I always see these threads and think I'm not working on anything, but I just realised it's a lie, I'm exploring a couple of things right now, both heavily AI supported:Simracing trainer.
I love simracing, I'm moderately competitive and want to improve, and I like to be efficient with my practice. So having access to and using a lot of telemetry, I noticed that the "turn a few laps, load telemetry, compare against reference lap, try again" is not as efficient as it could be.
Also a lot of my telemetry analysis is very rote and "rules based": Look at the biggest laptime delta jump against reference, try to determine the cause among a few usual suspects".
So I have started experimenting with a system that reads the iRacing telemetry in real time, and compares against the reference telemetry live, finding the biggest delta jumps, and trying to find the root cause of the time loss using an increasingly sophisticated GOFAI rule and pattern matching system.

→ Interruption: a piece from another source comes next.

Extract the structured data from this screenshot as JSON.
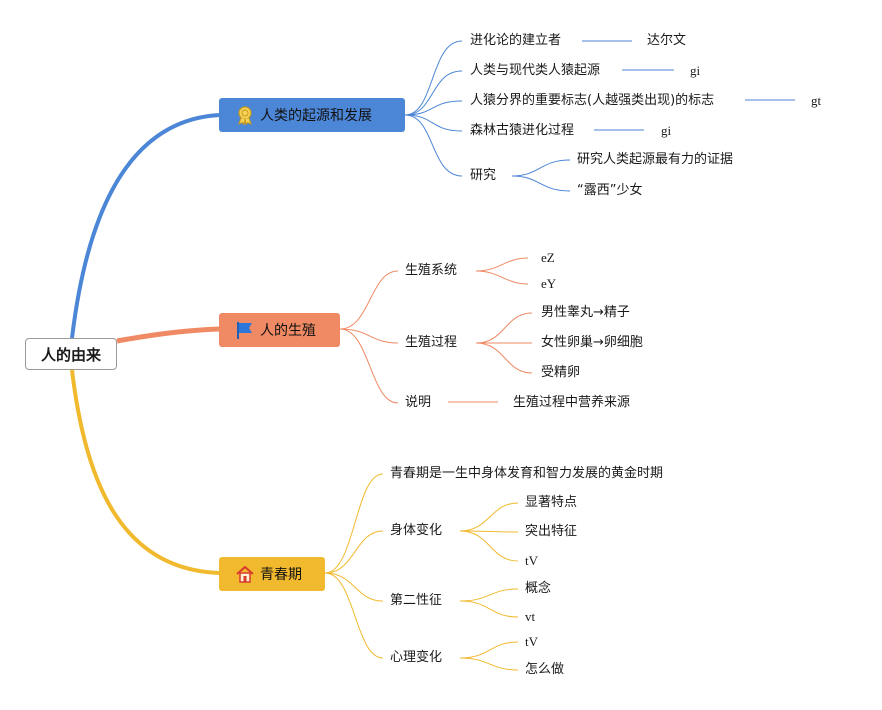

Then this report is fed to a cheap LLM call to be condensed into clear advice, and the result goes to the free Microsoft TTS API. So I get instant feedback of where I'm slow and maybe even why.
So far I fear it's mostly making me faster from all the test laps involved more than the advice itself, but when it clicks it does feel magical and really help.
But sometimes I feel like I'm just speedrunning the collapse of 70s AI, as it feels a bit too brittle and situational.
I also have added additional tools for tracking improvement across sessions, finding statistically problematic corners (where am I plain bad?, where am I inconsistent?) or even training my muscle memory by tracing fast driver brake traces using my pedal.
Yay compiler:
The other ongoing thing is a clean room reimplementation of Jon Blow's Jai. I've been curious about the language for years, but it's a closed beta and for some reason I've never felt about asking Jon to get into it. I'm not really a game dev so I wouldn't even know what to put in the request.
So now I have 100k+ lines of Rust that can compile a very significant subset of the publicly available Jai source code. I just used various LLMs to condense the public information about the language and come up with a dev plan and started chipping at it. Once I had something in a kind of working state I started with the Way to Jai big tutorial and make sure every example there compiles and works as intended, fixing errors or missing features one by one.
I mostly use Claude Code or Codex, but sometimes what I do is having them guide me into the new feature and doing the edits myself while they explain, so I get to know how things really work under the hood.
It's a silly pointless project, but for some reason I find very satisfying watching it compile the examples.